REPUBLIKA.CO.ID, KARO -- Aktivitas vulkanologi yang diperlihatkan Gunung Sinabung, Tanah Karo, Sumatra Utara (Sumut) memaksa warga di sekitar lereng harus meninggalkan rumah mereka. Seperti di Desa Payung, Kecamatan Payung, Karo, Sumut.
Desa Payung dibangun di selatan kaki Gunung Sinabung. Jarak dari Sinabung ke desa ini berkisar 5 Kilometer saja. Sehingga membuat desa ini masuk sebagai desa dalam zona merah.
Pantauan Republika, di desa yang rumah-rumahnya berdiri di sisi Jl. Kutabuluh itu , suasana Jumat (7/2) pagi sangat sepi. Seperti desa mati, rumah-rumah warga serta pekarangan mereka tertutup oleh tumpukan debu.

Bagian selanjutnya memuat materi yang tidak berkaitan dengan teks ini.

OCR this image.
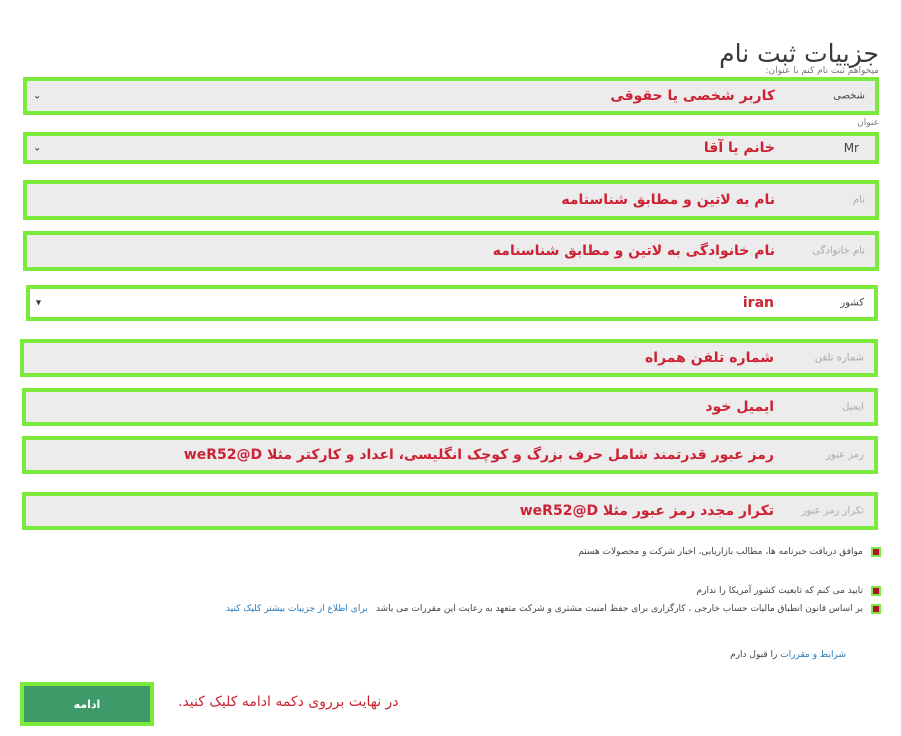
جزییات ثبت نام
میخواهم ثبت نام کنم با عنوان:
شخصی
کاربر شخصی یا حقوقی
⌄
عنوان
Mr
خانم یا آقا
⌄
نام
نام به لاتین و مطابق شناسنامه
نام خانوادگی
نام خانوادگی به لاتین و مطابق شناسنامه
کشور
iran
▾
شماره تلفن
شماره تلفن همراه
ایمیل
ایمیل خود
رمز عبور
رمز عبور قدرتمند شامل حرف بزرگ و کوچک انگلیسی، اعداد و کارکتر مثلا weR52@D
تکرار رمز عبور
تکرار مجدد رمز عبور مثلا weR52@D
موافق دریافت خبرنامه ها، مطالب بازاریابی، اخبار شرکت و محصولات هستم
تایید می کنم که تابعیت کشور آمریکا را ندارم
بر اساس قانون انطباق مالیات حساب خارجی ، کارگزاری برای حفظ امنیت مشتری و شرکت متعهد به رعایت این مقررات می باشد
برای اطلاع از جزییات بیشتر کلیک کنید
شرایط و مقررات را قبول دارم
ادامه	در نهایت برروی دکمه ادامه کلیک کنید.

Tak hanya itu, tanaman tani yang berada di sepanjang sisi jalan di desa pun sudah mati tertimbun debu berwarna abu. Keramaian di desa ini hanya bersumber dari sekawanan anjing yang sepertinya ditinggal pergi oleh para pemiliknya.
Komplek pemakaman nasrani yang berada di sekitar lokasi pun sama tak terurusnya. Sejak ditinggal tiga bulan lalu, debu abu vulkani menyelimuti seluruh pemakaman yang rata-rata dibangun tinggi ini.
Debu-debu berterbangan mana kala mobil-mobil tim sar dan pengirim bantuan melintasi jalan di desa tersebut. Pandangan menjadi terhalang, nafas tersengal dan rambut berdebu. Kacamata bening, masker, dan topi menjadi senjata paling efektif untuk menghalau gangguan itu.
“Kita memang kalau kirim (bantuan) ke Desa Tandjung lewat sini. Sebenarnya jalur bahaya, tapi kita punya waktu melewati ini, lagi pula Jl Kutabuluh seperti jalan tikus bisa memotong waktu perjalanan ke Desa yang kita tuju,” ujar Mulya, Driver tim Palang Merah Indonesia (PMI) saat menyetir kendaraan bantuan ke posko pengungsian.
Pemerintah Kabupaten Karo, Sumut memang memberikan sinyalemen akan adanya relokasi bagi desa yang terkena dampak paling parah bila terkena erupsi Sinabung. Desa Payung memang belum masuk diantaranya. Hingga saat ini, Pemkab Karo baru menjadikan desa lain di Kecamatan Payung sebagai desa yang harus direlokasi. Desa itu adalah Desa Sukameriah yang berjarak 2,5 Km dari Gunung Sinabung.